The management plans to continue disposals at similar levels in 2026, with £41m either completed, contracted, under offer, or in negotiation.

Regional REIT’s portfolio valuation fell to £555.2m from £622.5m in 2024, partly driven by its sales programme. Like-for-like portfolio valuation fell 5% year-on-year.

“Regional REIT delivered good progress last year against its main targets, despite continued challenging market conditions,” said Stephen Inglis, head of the firm’s investment adviser, ESR Europe LSPIM.

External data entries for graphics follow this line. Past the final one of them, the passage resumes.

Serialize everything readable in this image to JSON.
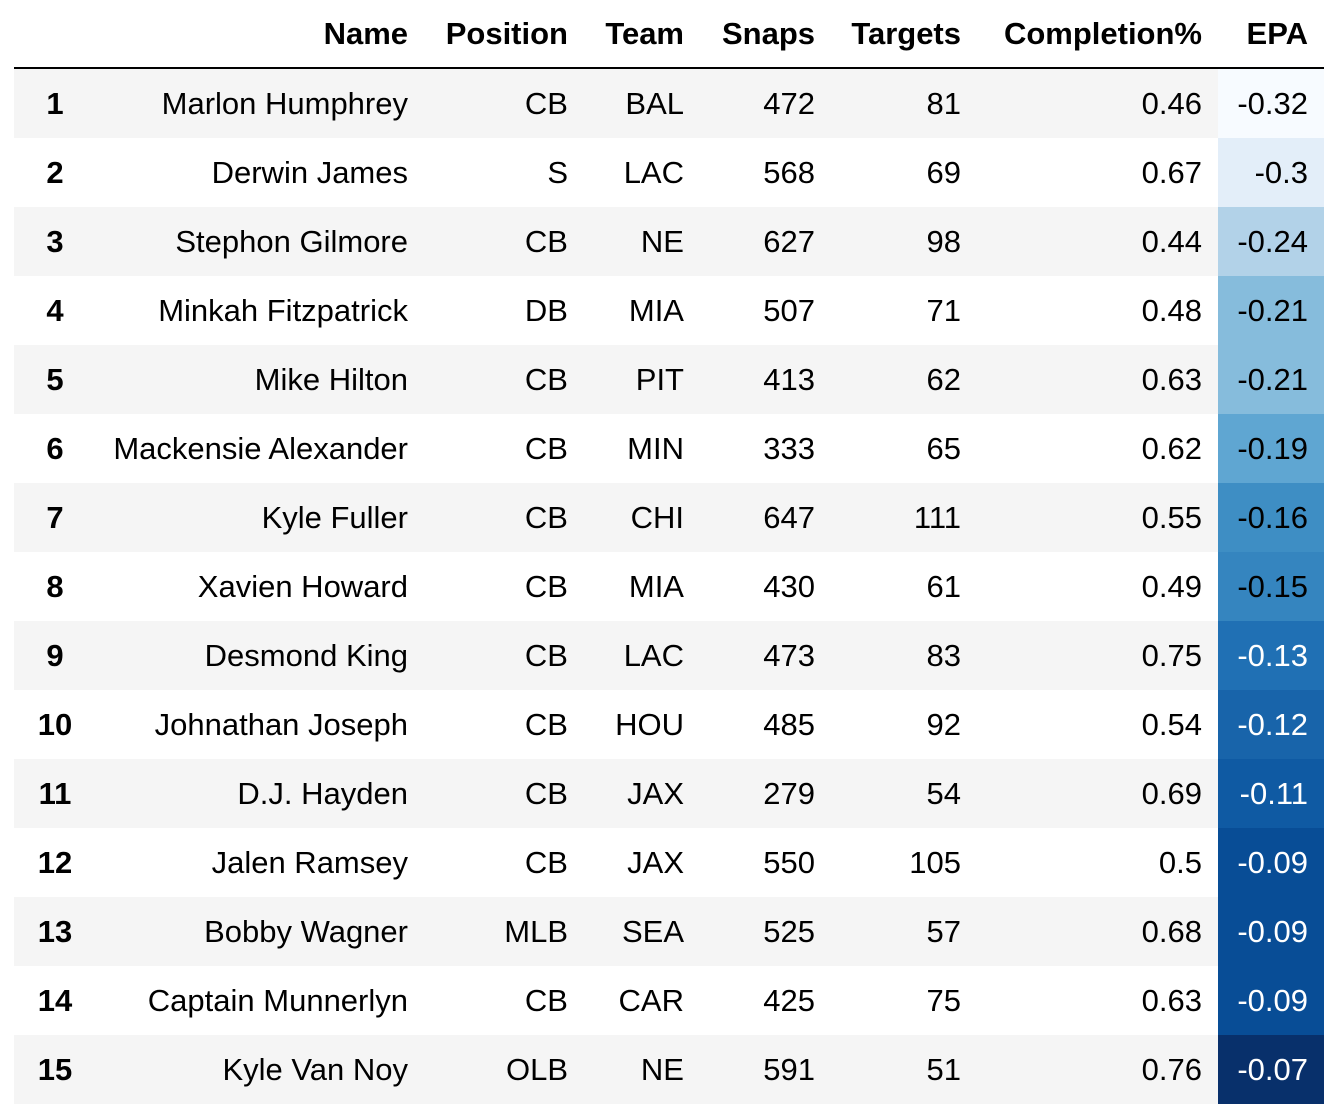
{
  "table": {
    "columns": [
      "",
      "Name",
      "Position",
      "Team",
      "Snaps",
      "Targets",
      "Completion%",
      "EPA"
    ],
    "rows": [
      {
        "index": "1",
        "name": "Marlon Humphrey",
        "position": "CB",
        "team": "BAL",
        "snaps": "472",
        "targets": "81",
        "completion": "0.46",
        "epa": "-0.32"
      },
      {
        "index": "2",
        "name": "Derwin James",
        "position": "S",
        "team": "LAC",
        "snaps": "568",
        "targets": "69",
        "completion": "0.67",
        "epa": "-0.3"
      },
      {
        "index": "3",
        "name": "Stephon Gilmore",
        "position": "CB",
        "team": "NE",
        "snaps": "627",
        "targets": "98",
        "completion": "0.44",
        "epa": "-0.24"
      },
      {
        "index": "4",
        "name": "Minkah Fitzpatrick",
        "position": "DB",
        "team": "MIA",
        "snaps": "507",
        "targets": "71",
        "completion": "0.48",
        "epa": "-0.21"
      },
      {
        "index": "5",
        "name": "Mike Hilton",
        "position": "CB",
        "team": "PIT",
        "snaps": "413",
        "targets": "62",
        "completion": "0.63",
        "epa": "-0.21"
      },
      {
        "index": "6",
        "name": "Mackensie Alexander",
        "position": "CB",
        "team": "MIN",
        "snaps": "333",
        "targets": "65",
        "completion": "0.62",
        "epa": "-0.19"
      },
      {
        "index": "7",
        "name": "Kyle Fuller",
        "position": "CB",
        "team": "CHI",
        "snaps": "647",
        "targets": "111",
        "completion": "0.55",
        "epa": "-0.16"
      },
      {
        "index": "8",
        "name": "Xavien Howard",
        "position": "CB",
        "team": "MIA",
        "snaps": "430",
        "targets": "61",
        "completion": "0.49",
        "epa": "-0.15"
      },
      {
        "index": "9",
        "name": "Desmond King",
        "position": "CB",
        "team": "LAC",
        "snaps": "473",
        "targets": "83",
        "completion": "0.75",
        "epa": "-0.13"
      },
      {
        "index": "10",
        "name": "Johnathan Joseph",
        "position": "CB",
        "team": "HOU",
        "snaps": "485",
        "targets": "92",
        "completion": "0.54",
        "epa": "-0.12"
      },
      {
        "index": "11",
        "name": "D.J. Hayden",
        "position": "CB",
        "team": "JAX",
        "snaps": "279",
        "targets": "54",
        "completion": "0.69",
        "epa": "-0.11"
      },
      {
        "index": "12",
        "name": "Jalen Ramsey",
        "position": "CB",
        "team": "JAX",
        "snaps": "550",
        "targets": "105",
        "completion": "0.5",
        "epa": "-0.09"
      },
      {
        "index": "13",
        "name": "Bobby Wagner",
        "position": "MLB",
        "team": "SEA",
        "snaps": "525",
        "targets": "57",
        "completion": "0.68",
        "epa": "-0.09"
      },
      {
        "index": "14",
        "name": "Captain Munnerlyn",
        "position": "CB",
        "team": "CAR",
        "snaps": "425",
        "targets": "75",
        "completion": "0.63",
        "epa": "-0.09"
      },
      {
        "index": "15",
        "name": "Kyle Van Noy",
        "position": "OLB",
        "team": "NE",
        "snaps": "591",
        "targets": "51",
        "completion": "0.76",
        "epa": "-0.07"
      }
    ]
  },
  "epa_colors": [
    "#f7fbff",
    "#e3eef9",
    "#b2d2e8",
    "#86bcdc",
    "#86bcdc",
    "#5fa6d2",
    "#3e8ec4",
    "#3585bf",
    "#2070b4",
    "#1864aa",
    "#0f5aa3",
    "#084d96",
    "#084d96",
    "#084d96",
    "#08306b"
  ],
  "epa_text_colors": [
    "#000000",
    "#000000",
    "#000000",
    "#000000",
    "#000000",
    "#000000",
    "#000000",
    "#000000",
    "#ffffff",
    "#ffffff",
    "#ffffff",
    "#ffffff",
    "#ffffff",
    "#ffffff",
    "#ffffff"
  ]
}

Stephen Inglis, Regional REIT

“However, against a prolonged downturn in the property cycle and with the war in the Middle East adding to geopolitical and economic uncertainty, the leasing market remains subdued, with some tenants taking longer to make decisions, and often choosing not to move at all.

“While this backdrop continues to temper near‑term activity, emerging supply constraints for quality, energy‑efficient space across key UK regional markets provide a supportive medium‑term outlook.”

Regional REIT completed 64 new market lettings in 2025, totalling £3.2m of rent at 3.9% above 2024 estimated rental value (ERV). Net rental income fell from £46m in 2024 to £40.3m.

Notable lettings included existing tenant Threesixty Services renewing its lease for 8,117 sq ft of space at The Royals, Altrincham Road, Manchester until June 2030, at an annual rent of £125,850, or £15.50/sq ft.

At 300 Bath Street in Glasgow, Securigroup let 9,618 sq ft on a lease to November 2035 with a break option in 2031, at an annual rent of £246,023, equating to £25.58/sq ft; while at Woodlands Court in Bristol, Hill Partnerships let 3,584 sq ft to January 2036 for £73,930 a year, equating to £20.63/sq ft.

The REIT continues to execute a capital spending programme to improve EPC ratings, with 84.5% now rated ‘C’-plus and 60% either EPC ‘B’ plus or exempt.